Penn told the Post that he's neither counseling nor advising Trump. That's a good thing because Trump isn't a guy who is big on consultants.

Media mogul and presidential candidate Mike Bloomberg says he knows how to beat Donald Trump.

He has a secret weapon. Tim O'Brien, who is taking a leave of absence from the executive editor slot at Bloomberg Opinion, knows how to get under Trump's skin.

Trump launched a $5B lawsuit against O'Brien for writing in his 2005 book, "TrumpNation: The Art of Being the Donald," that he was worth around $250M, a devastating blow to Trump's billionaire public image.

The suit was finally dismissed in 2011.

Trump ridiculed O'Brien as a "whack job, a total nut job and one of the sleaziest people I've ever done business with."

O'Brien may get the ultimate revenge.

If Bloomberg is looking for another guy who knows how to needle the president, he should give comedian Bill Maher a call.
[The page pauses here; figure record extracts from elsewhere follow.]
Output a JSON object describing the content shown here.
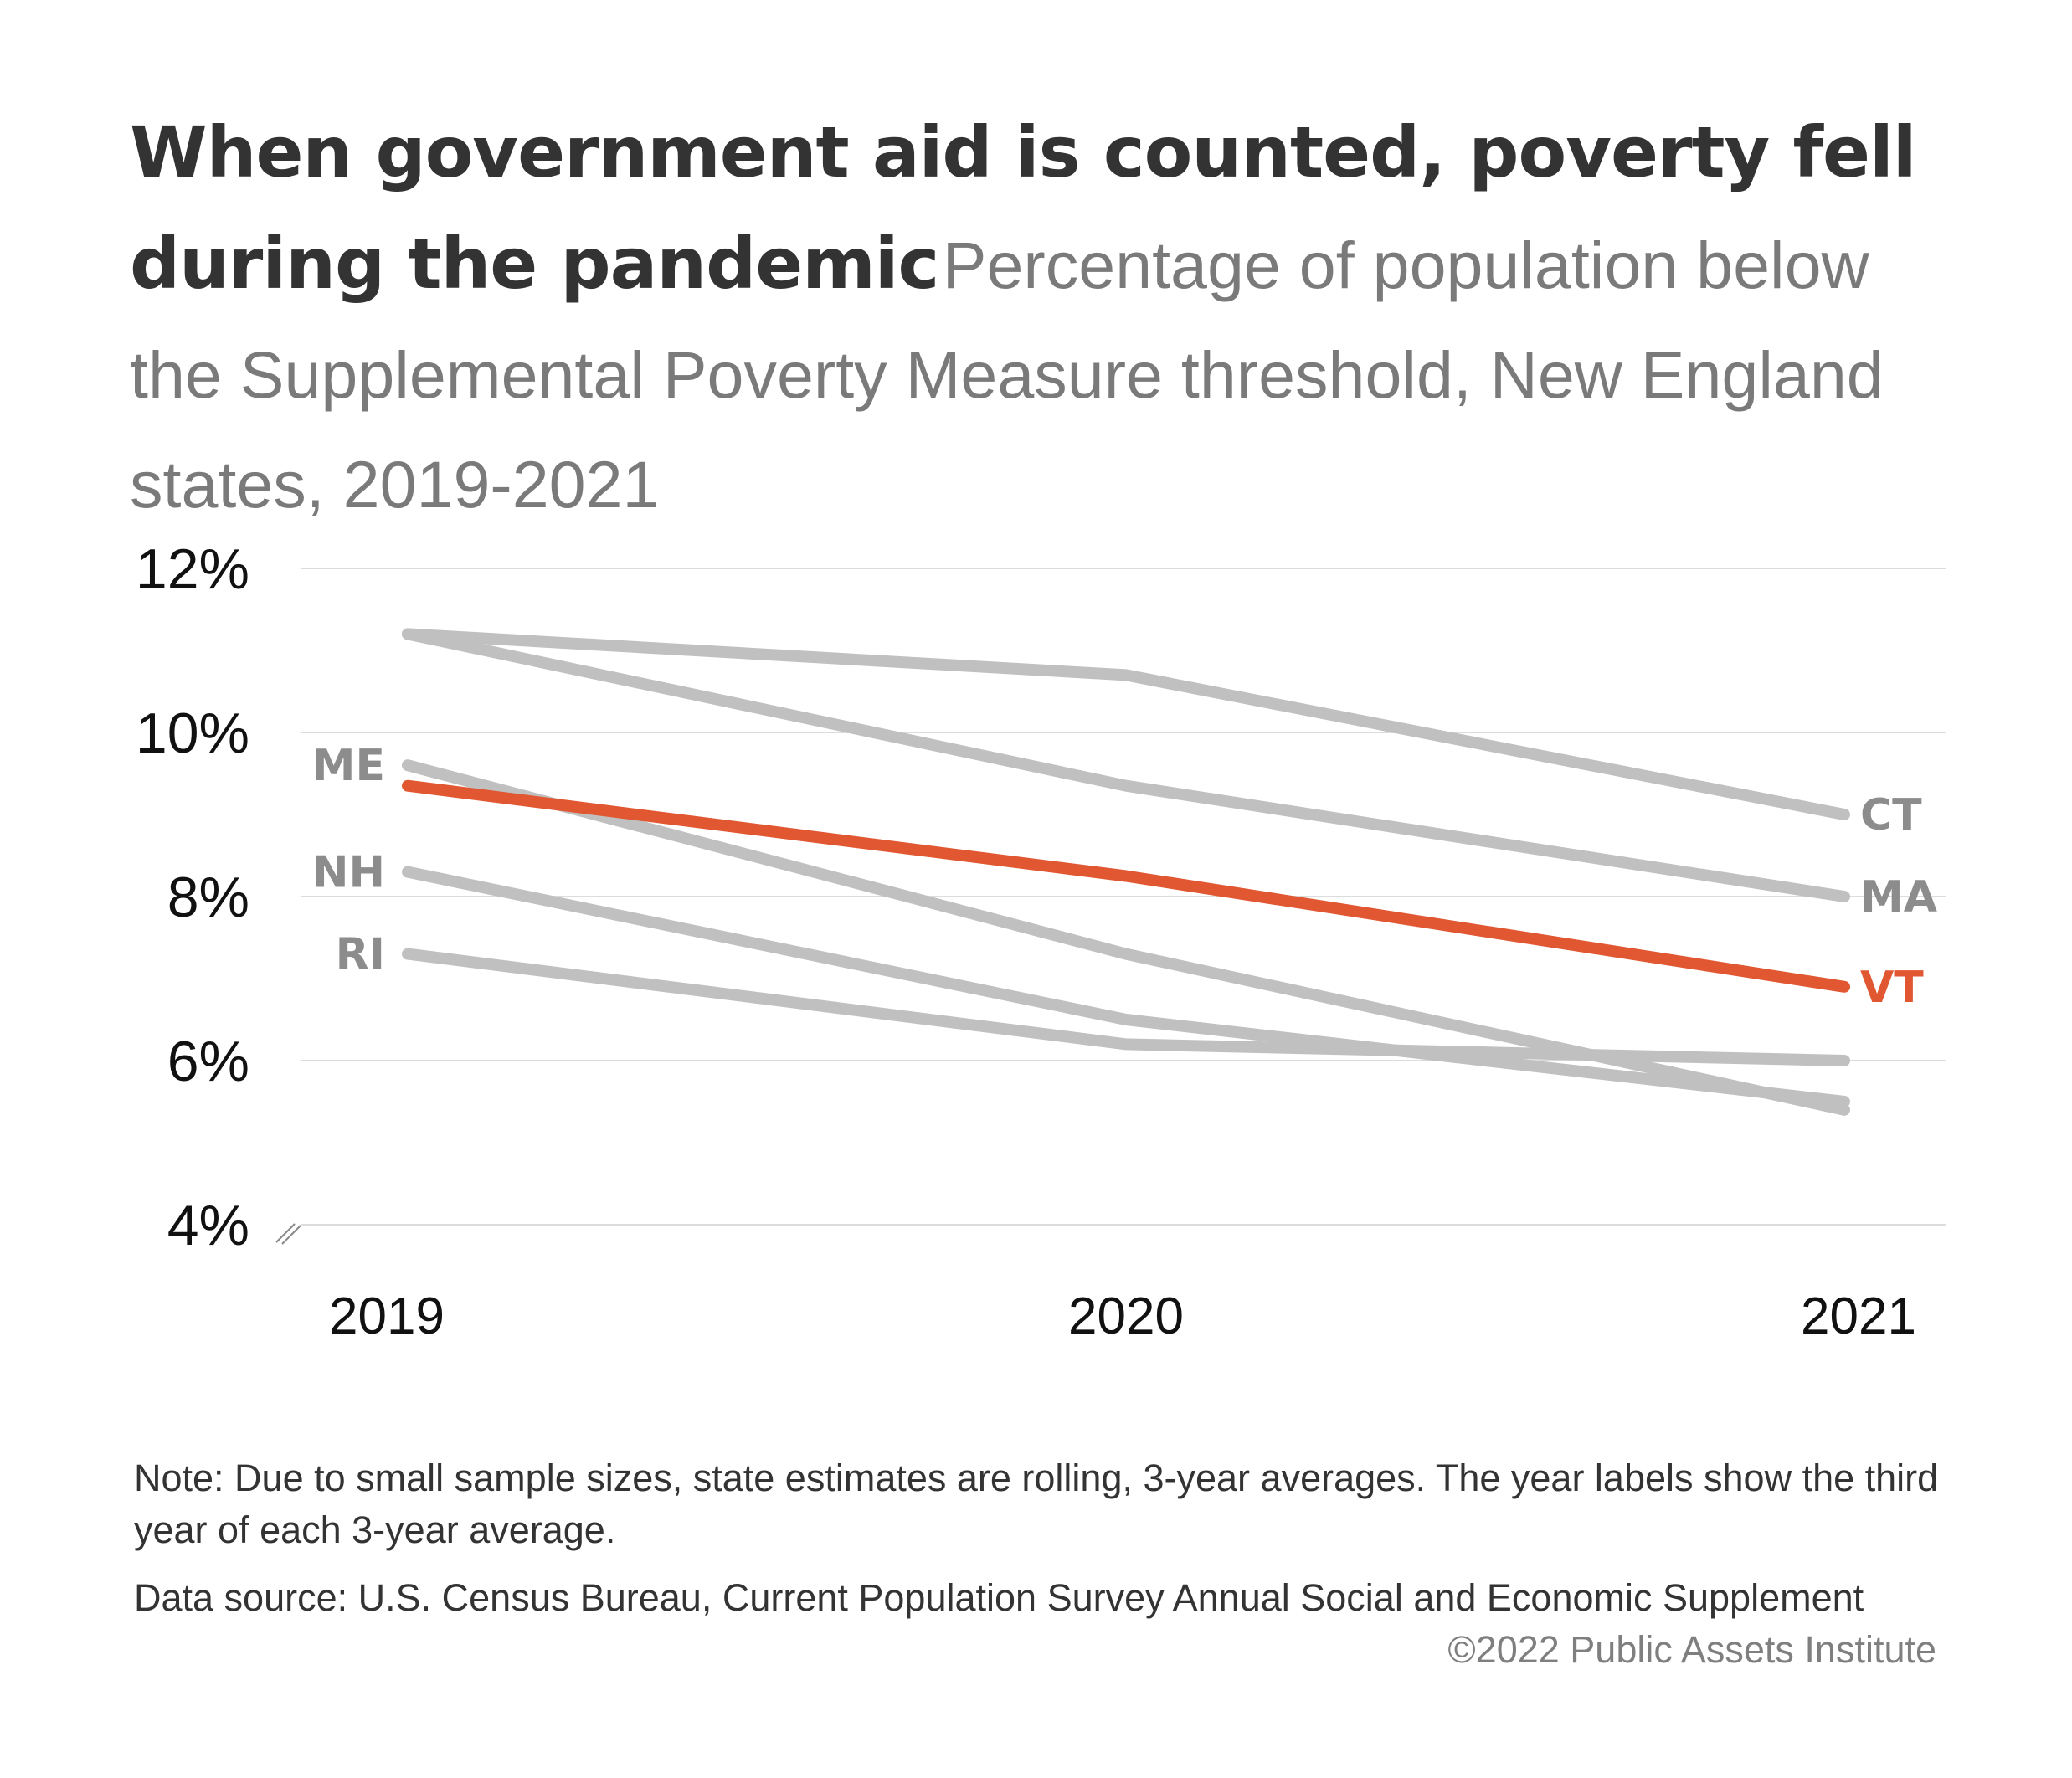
{
  "header": {
    "title": "When government aid is counted, poverty fell during the pandemic",
    "subtitle": "Percentage of population below the Supplemental Poverty Measure threshold, New England states, 2019-2021"
  },
  "chart_data": {
    "type": "line",
    "title": "When government aid is counted, poverty fell during the pandemic",
    "subtitle": "Percentage of population below the Supplemental Poverty Measure threshold, New England states, 2019-2021",
    "x": [
      "2019",
      "2020",
      "2021"
    ],
    "y_ticks": [
      "12%",
      "10%",
      "8%",
      "6%",
      "4%"
    ],
    "y_tick_values": [
      12,
      10,
      8,
      6,
      4
    ],
    "ylim": [
      4,
      12
    ],
    "axis_break": true,
    "grid": true,
    "series": [
      {
        "name": "CT",
        "label": "CT",
        "values": [
          11.2,
          10.7,
          9.0
        ],
        "color": "#c0c0c0",
        "label_color": "#8c8c8c",
        "label_side": "right"
      },
      {
        "name": "MA",
        "label": "MA",
        "values": [
          11.2,
          9.35,
          8.0
        ],
        "color": "#c0c0c0",
        "label_color": "#8c8c8c",
        "label_side": "right"
      },
      {
        "name": "ME",
        "label": "ME",
        "values": [
          9.6,
          7.3,
          5.4
        ],
        "color": "#c0c0c0",
        "label_color": "#8c8c8c",
        "label_side": "left"
      },
      {
        "name": "NH",
        "label": "NH",
        "values": [
          8.3,
          6.5,
          5.5
        ],
        "color": "#c0c0c0",
        "label_color": "#8c8c8c",
        "label_side": "left"
      },
      {
        "name": "RI",
        "label": "RI",
        "values": [
          7.3,
          6.2,
          6.0
        ],
        "color": "#c0c0c0",
        "label_color": "#8c8c8c",
        "label_side": "left"
      },
      {
        "name": "VT",
        "label": "VT",
        "values": [
          9.35,
          8.25,
          6.9
        ],
        "color": "#e05732",
        "label_color": "#e05732",
        "label_side": "right"
      }
    ]
  },
  "footer": {
    "note": "Note: Due to small sample sizes, state estimates are rolling, 3-year averages. The year labels show the third year of each 3-year average.",
    "source": "Data source: U.S. Census Bureau, Current Population Survey Annual Social and Economic Supplement",
    "credit": "©2022 Public Assets Institute"
  }
}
He was sued after offering a $5M donation to charity if Trump could prove that he wasn't the son of an orangutan. That suit was dismissed in 2013.

God calls on Sarah Sanders. Life is good for the former White House press secretary since she left Washington and returned home to Arkansas.

Speaking at the Lincoln-Reagan Day Dinner in Hot Springs on Nov. 19, she said: "I'm just excited to have people clap when I come up to a podium. It's very different from what I'm used to. All I can say thank God I'm back in Arkansas."

Though the DC press is also happy that it doesn’t have to deal with Sanders' lies and distortions, her replacement Stephanie Grisham is hardly a bargain.

Sanders has her eye on a bigger prize. She's angling for her dad's old job in 2023 after Governor Asa Hutchinson's term is up.

"There are two types of people who run for office," she said. "People that are called and people that just want to be a senator or governor. "I feel like I've been called."

God help the good people of The Natural State.